Old Town folk are certainly no strangers to having the occasional celebrity in their midst. The likes of future President Eisenhower and his wife, Mamie, resided on Montgomery Street, when he was an Army lieutenant stationed at Fort Meade, and she a young bride in their third year of marriage. Megadeath lead guitarist Marty Friedman is an alumnus of our storied, first-in-the-county high school, and Andrew Maynard, a fighter who won the light heavyweight Gold Medal in 1988, hails from Laurel.

Boxer Demond Nicholson, a Laurel High graduate, Class of 2011, is making a name for himself in the squared circle. The son of Wilbert Nicholson and Sherry Ogburn, this 20-year-old middleweight touts a record of five wins and no defeats. All his victories have come via knockouts.

An Olympic alternate in 2012, this rising star got his introduction to the sport via Cherry Lane Boxing and Youth Fitness and the Laurel Boys and Girls Club. Nicholson will celebrate his 21st birthday on Feb. 15. This promising, now professional competitor has two contests scheduled nearby. His next event will be on Feb. 21 at the Agriculture Center in Westminster, followed by another match on March 7 at the D.C. Armory.

His father, Wilbert Nicholson, said that the thing he is proudest of is that Demond is a good kid. Demond is the youngest of his six children. Desmod's grandmother, Mary Jones, is a Laurel native.
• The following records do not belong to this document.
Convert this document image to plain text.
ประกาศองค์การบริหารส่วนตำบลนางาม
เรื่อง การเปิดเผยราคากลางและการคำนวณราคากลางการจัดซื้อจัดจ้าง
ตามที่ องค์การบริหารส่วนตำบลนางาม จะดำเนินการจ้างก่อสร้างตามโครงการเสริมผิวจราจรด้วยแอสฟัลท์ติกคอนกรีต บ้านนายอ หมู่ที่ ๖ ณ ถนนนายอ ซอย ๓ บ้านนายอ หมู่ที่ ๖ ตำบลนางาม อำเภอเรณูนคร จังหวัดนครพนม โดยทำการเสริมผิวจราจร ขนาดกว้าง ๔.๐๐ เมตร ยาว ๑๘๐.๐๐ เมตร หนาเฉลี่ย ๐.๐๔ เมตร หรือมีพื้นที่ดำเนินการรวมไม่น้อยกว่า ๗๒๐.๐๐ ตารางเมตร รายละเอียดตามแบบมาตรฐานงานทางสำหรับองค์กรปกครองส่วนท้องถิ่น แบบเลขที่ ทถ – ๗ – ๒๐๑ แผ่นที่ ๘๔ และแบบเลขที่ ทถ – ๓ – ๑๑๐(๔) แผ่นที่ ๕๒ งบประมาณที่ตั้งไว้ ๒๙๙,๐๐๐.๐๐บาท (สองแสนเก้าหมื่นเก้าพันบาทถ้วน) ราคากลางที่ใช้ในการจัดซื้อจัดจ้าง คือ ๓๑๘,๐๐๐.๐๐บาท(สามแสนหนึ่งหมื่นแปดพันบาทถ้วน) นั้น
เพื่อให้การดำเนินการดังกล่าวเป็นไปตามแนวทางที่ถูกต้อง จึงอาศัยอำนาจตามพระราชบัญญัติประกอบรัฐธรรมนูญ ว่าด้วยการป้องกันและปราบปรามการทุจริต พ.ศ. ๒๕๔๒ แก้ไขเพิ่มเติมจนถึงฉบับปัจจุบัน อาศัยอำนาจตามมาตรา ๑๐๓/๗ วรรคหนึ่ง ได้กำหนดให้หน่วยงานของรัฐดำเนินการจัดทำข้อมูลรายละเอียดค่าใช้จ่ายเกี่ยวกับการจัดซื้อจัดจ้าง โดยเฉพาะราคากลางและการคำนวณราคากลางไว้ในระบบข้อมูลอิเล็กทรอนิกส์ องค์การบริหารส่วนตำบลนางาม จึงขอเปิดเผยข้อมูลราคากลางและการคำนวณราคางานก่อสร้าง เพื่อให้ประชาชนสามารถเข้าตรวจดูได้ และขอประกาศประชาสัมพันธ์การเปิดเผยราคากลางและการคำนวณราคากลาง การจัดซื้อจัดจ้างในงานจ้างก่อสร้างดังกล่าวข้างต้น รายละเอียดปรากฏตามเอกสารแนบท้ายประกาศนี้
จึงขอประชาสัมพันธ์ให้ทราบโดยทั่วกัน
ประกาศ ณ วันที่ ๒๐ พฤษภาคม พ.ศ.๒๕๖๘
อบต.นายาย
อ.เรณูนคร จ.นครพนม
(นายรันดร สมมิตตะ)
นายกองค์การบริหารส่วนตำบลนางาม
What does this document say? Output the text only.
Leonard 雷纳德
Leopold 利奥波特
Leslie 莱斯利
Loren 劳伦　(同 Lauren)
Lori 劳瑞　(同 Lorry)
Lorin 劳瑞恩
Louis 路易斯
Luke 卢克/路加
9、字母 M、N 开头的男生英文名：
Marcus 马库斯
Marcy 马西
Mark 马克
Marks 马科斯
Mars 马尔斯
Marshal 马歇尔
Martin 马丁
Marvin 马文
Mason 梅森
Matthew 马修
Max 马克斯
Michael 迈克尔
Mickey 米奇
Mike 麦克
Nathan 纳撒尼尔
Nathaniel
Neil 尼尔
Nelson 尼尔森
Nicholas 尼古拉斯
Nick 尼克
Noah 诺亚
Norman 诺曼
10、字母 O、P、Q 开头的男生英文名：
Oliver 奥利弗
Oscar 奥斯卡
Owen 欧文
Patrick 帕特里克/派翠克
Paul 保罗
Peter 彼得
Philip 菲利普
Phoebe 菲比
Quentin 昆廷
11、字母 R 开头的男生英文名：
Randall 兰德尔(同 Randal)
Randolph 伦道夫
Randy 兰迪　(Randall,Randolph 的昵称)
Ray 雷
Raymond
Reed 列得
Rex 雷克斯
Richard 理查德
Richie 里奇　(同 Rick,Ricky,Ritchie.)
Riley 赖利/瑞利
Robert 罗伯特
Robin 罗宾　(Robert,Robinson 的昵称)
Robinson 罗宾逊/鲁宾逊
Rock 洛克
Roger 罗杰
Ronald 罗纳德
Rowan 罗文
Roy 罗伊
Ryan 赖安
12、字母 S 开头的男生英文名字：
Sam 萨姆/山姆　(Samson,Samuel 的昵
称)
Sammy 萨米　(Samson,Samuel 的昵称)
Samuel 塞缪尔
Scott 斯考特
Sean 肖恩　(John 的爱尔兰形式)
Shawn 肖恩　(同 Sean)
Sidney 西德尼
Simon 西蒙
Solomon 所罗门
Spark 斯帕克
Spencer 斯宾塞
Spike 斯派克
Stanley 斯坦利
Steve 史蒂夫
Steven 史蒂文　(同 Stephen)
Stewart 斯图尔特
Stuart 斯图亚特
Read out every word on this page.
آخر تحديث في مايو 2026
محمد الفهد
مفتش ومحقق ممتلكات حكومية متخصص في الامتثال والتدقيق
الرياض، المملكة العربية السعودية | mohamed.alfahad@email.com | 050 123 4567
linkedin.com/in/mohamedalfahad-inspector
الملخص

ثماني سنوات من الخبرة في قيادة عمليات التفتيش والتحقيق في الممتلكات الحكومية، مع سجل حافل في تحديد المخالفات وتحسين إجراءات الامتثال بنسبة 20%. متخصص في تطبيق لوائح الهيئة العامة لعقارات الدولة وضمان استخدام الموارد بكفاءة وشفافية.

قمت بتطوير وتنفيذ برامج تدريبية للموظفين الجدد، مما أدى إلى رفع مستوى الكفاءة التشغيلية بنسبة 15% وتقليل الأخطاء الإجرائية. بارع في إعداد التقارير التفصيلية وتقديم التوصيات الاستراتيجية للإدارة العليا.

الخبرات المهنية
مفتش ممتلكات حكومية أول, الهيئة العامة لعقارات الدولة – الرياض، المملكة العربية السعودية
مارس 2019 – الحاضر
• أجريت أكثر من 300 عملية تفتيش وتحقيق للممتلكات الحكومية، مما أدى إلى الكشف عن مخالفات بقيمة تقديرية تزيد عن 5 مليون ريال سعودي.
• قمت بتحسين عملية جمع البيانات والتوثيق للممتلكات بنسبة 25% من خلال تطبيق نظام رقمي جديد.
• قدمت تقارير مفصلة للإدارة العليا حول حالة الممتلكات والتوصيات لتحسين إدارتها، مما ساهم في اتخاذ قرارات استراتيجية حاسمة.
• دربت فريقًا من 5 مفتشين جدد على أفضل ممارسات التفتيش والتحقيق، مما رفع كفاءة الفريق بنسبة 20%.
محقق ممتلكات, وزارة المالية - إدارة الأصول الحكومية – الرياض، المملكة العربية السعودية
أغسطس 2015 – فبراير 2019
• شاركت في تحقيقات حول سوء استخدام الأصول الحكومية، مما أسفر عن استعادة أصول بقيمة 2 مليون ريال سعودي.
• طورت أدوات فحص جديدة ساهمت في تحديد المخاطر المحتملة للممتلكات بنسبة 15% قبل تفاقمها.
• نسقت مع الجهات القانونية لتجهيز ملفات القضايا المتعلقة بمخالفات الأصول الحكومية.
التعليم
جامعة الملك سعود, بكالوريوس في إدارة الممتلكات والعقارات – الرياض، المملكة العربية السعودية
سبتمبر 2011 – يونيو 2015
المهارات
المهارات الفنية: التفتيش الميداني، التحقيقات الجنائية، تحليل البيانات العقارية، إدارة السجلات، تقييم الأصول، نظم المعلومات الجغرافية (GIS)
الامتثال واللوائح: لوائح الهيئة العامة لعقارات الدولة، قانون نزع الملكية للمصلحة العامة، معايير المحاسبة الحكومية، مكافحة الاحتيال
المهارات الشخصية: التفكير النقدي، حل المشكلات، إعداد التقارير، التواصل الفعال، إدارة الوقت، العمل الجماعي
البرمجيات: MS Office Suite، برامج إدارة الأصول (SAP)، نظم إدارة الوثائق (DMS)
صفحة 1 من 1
An email received from Helen Woods, of Laurel's trap-neuter-return program, asks for assistance in "tracking down unsterilized cat colonies." If you or someone you know is feeding feral felines, or needs help with spaying or neutering of your cat, you are asked to contact the group at 301-866-0161 as soon as possible, so they can provide assistance before kitten season. You can get more information on the organization at

Tending toward an affinity for canines, I asked feline aficionado and self-proclaimed cat lover John Floyd II for his thoughts on the group and their mission. Floyd said "Laurel TNR was instrumental in getting the city to scrap their old policy of trapping and turning cats over to [Prince George's County] Animal Control, an automatic death sentence for nearly all of them due to overcrowding, low funding and insufficient staffing. TNR is the best thing that's ever come along for outdoor kitties."

The group's motto, "Finding community solutions for community cats," sums it up best.